Laporan wartawan Tribunnews.com, Fahdi Fahlevi
TRIBUNNEWS.COM, JAKARTA - Sekjen Aliansi Masyarakat Tembakau Indonesia (AMTI) Hananto Wibisono menolak pasal 156 pada RUU Kesehatan.
Pasal 156 tersebut menyebutkan bahwa kedepannya, Menteri Kesehatan lewat aturannya akan menjadi pihak yang berwenang untuk menentukan jumlah batang dalam kemasan rokok, bentuk serta tampilan kemasan.
“Jika RUU ini resmi disahkan, maka akan berdampak panjang pada seluruh elemen ekosistem pertembakauan. Masa depan ekosistem tembakau pun sudah tentu akan hilang dengan cepat secara legal,” ujar Hananto melalui keterangannya, Rabu (28/6/2023).
Hananto menegaskan ekosistem tembakau bukanlah pihak yang anti aturan, bahkan sektor ini sangat patuh terhadap regulasi.
Tidak hanya itu, tembakau terus berkontribusi terhadap penerimaan negara dengan rerata 10 persen-13% dari porsi APBN selama lima tahun terakhir.
Dengan adanya aturan ini pun, Hananto mempertanyakan sikap pemerintah yang seperti menafikan sumbangsih tembakau terhadap perekonomian masyarakat.
Baca juga: Tembakau Disetarakan dengan Narkotika di RUU Kesehatan, Wakil Ketua MPR: Bisa Berdampak ke Petani
Bahkan berdasarkan Peraturan Menteri Keuangan (PMK) nomor 215/PMK.07/2021 tentang Penggunaan, Pemantauan, dan Evaluasi Dana Bagi Hasil Cukai Hasil Tembakau, alokasi kontribusi cukai rokok kedua terbesar berada di bidang kesehatan sebesar 40%.
“Sudah saatnya Pemerintah dan Wakil Rakyat juga memberikan kesempatan ekosistem pertembakauan ini dapat bertahan, diberi perlindungan dan jaminan keberlangsungan,” tambahnya
Menurut Hananto, sampai dengan saat ini ada sekitar 300 regulasi tingkat lokal dan pusat yang mengelilingi ekosistem pertembakauan. Saat pasal ini muncul yang menyebutkan standarisasi kemasan akan diatur oleh Menteri Kesehatan, otomatis akan bertentangan dengan aturan yang telah ada.
Terkait praktiknya, AMTI pun menilai pembentukan RUU Kesehatan ini mengabaikan praktik keterbukaan dan partisipatif.

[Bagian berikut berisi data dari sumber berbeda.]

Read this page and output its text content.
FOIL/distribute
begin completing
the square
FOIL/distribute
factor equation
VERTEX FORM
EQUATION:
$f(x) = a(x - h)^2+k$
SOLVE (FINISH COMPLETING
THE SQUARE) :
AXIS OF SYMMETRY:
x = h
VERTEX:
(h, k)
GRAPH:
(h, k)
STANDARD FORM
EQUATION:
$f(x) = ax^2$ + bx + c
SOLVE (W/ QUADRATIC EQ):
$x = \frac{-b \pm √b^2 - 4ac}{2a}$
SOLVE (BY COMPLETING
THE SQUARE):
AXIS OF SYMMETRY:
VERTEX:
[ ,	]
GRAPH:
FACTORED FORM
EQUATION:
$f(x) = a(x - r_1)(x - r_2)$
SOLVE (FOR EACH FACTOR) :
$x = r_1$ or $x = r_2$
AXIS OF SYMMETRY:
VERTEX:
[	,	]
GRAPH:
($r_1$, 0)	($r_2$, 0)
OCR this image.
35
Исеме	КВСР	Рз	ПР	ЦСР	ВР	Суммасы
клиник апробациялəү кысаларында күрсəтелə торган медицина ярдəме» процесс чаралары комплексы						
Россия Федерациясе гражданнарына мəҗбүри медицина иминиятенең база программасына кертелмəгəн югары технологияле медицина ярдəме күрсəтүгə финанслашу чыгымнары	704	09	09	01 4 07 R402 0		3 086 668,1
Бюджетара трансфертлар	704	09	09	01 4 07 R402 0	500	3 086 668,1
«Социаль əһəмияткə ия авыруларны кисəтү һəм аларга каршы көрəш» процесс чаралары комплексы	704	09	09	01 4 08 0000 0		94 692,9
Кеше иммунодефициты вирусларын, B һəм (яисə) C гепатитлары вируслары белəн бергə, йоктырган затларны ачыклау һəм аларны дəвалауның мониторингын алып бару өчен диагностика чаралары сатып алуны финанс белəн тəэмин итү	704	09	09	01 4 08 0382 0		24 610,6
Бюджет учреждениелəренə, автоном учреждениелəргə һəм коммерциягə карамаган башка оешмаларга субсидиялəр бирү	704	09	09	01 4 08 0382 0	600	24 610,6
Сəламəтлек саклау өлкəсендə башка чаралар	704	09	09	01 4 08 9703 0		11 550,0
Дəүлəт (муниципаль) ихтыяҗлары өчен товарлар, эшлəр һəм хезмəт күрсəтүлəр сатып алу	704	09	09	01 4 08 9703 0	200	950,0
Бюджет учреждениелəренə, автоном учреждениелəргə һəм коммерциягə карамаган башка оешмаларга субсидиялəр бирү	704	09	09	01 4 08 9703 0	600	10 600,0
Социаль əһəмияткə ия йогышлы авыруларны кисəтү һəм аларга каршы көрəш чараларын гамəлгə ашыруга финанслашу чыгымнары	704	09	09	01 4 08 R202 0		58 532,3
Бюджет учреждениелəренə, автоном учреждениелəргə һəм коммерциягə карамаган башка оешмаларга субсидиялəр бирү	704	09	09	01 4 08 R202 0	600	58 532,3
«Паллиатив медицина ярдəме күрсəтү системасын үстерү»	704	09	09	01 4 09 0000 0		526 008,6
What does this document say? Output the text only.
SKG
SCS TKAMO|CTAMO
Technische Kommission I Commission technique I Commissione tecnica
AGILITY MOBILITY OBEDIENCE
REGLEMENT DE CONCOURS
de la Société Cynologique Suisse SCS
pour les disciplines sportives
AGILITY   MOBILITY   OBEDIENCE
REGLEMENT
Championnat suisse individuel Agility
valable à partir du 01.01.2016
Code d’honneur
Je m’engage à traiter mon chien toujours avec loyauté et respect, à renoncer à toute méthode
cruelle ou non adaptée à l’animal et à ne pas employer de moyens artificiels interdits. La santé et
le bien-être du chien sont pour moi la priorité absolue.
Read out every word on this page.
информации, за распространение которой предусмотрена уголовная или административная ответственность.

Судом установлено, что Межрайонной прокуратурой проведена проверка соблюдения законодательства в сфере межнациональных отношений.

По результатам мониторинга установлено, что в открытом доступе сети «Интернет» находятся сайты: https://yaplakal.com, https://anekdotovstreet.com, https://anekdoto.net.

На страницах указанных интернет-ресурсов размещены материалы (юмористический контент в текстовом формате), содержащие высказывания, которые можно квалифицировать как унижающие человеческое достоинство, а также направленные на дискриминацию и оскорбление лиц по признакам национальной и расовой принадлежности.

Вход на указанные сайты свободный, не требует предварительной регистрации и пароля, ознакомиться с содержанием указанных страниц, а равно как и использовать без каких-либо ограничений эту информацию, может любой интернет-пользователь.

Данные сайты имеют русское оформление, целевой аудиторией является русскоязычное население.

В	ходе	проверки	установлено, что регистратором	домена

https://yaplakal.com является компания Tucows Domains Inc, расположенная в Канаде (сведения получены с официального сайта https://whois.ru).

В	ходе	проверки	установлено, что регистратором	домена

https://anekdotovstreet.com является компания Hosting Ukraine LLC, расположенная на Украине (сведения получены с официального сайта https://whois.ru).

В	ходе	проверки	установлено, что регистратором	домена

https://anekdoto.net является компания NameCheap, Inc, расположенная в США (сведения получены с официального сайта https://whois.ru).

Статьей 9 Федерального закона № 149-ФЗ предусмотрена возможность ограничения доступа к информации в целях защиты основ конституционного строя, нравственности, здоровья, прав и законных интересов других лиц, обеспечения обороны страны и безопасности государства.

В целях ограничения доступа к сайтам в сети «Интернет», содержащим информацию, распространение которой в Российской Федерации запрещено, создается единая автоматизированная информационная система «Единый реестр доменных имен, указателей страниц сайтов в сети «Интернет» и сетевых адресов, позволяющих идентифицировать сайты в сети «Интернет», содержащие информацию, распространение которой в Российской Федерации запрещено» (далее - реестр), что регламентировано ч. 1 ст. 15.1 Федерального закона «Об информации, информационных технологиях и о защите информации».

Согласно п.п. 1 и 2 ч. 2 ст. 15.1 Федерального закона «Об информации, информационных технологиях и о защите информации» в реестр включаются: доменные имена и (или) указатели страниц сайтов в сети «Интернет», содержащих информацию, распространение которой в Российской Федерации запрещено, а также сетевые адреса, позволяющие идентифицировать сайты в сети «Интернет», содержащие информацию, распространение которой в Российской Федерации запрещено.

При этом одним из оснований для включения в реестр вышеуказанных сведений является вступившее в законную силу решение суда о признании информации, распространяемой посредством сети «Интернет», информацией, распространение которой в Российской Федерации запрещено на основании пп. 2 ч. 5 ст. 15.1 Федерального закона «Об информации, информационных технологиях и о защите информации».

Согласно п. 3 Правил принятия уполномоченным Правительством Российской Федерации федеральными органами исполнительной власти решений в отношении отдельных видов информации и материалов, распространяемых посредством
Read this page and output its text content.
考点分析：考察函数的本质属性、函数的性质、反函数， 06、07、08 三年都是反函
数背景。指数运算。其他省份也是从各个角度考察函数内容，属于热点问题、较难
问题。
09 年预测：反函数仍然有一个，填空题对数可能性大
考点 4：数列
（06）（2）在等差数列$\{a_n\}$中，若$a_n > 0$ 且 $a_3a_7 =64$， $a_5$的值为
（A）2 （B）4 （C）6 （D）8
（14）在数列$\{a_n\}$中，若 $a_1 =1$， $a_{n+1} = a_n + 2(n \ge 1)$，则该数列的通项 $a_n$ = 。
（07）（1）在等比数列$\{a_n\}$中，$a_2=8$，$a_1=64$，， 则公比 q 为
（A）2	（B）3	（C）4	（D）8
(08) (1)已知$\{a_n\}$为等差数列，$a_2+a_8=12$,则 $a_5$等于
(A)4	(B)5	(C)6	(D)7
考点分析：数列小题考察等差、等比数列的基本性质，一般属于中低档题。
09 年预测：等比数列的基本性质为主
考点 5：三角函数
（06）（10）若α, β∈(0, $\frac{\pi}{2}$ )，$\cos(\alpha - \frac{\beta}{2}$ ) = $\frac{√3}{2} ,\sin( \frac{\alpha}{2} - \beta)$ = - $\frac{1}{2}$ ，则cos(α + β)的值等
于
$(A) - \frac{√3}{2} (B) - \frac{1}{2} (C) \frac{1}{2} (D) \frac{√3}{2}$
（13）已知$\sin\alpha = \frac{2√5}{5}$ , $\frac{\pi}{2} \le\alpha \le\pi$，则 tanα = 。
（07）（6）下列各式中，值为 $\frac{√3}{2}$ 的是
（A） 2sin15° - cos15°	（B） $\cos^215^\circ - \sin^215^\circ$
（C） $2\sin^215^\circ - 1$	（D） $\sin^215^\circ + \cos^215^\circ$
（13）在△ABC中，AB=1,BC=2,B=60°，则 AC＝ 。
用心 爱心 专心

"Kami berharap RUU Kesehatan yang saat ini sedang memasuki pembicaraan tingkat kedua di DPR RI tidak berakhir menjadi regulasi yang justru mengkriminalisasi ekosistem pertembakauan," ucapnya.
Sementara itu, Asosiasi Petani Tembakau Indonesia (APTI) melihat aturan ini sangat diskriminatif.
“Pengusul tidak ingin tembakau ada di Indonesia sehingga kesannya ada monopoli. Bukan tidak mungkin kedepannya petani bisa ditangkap apabila menanam tembakau. pembeli pun juga akan memilih bahan lain karena takut dikenai pasal,” kata Ketua Dewan Pimpinan APTI, Agus Pamudji
Agus pun meminta agar Pemerintah tidak mematikan sektor ekonomi tembakau karena saat pasal ini disahkan kemungkinan produk tembakau hilang yang juga diikuti hilangnya rokok tembakau.
"Ini adalah pasal yang begitu jahat dan undang-undang yang cacat karena dari rancangan hingga ke tahap pengesahan hanya disosialisasikan lewat media,” ungkap Agus.
Sebelumnya hal senada disampaikan Ketua Gabungan Produsen Rokok Putih Indonesia (Gaprindo) Benny Wachjudi yang menjelaskan di pasal tembakau tersebut Kemenkes akan memiliki kewenangan dalam mengatur standarisasi kemasan produk tembakau yang dapat menimbulkan disharmonisasi antar kementerian.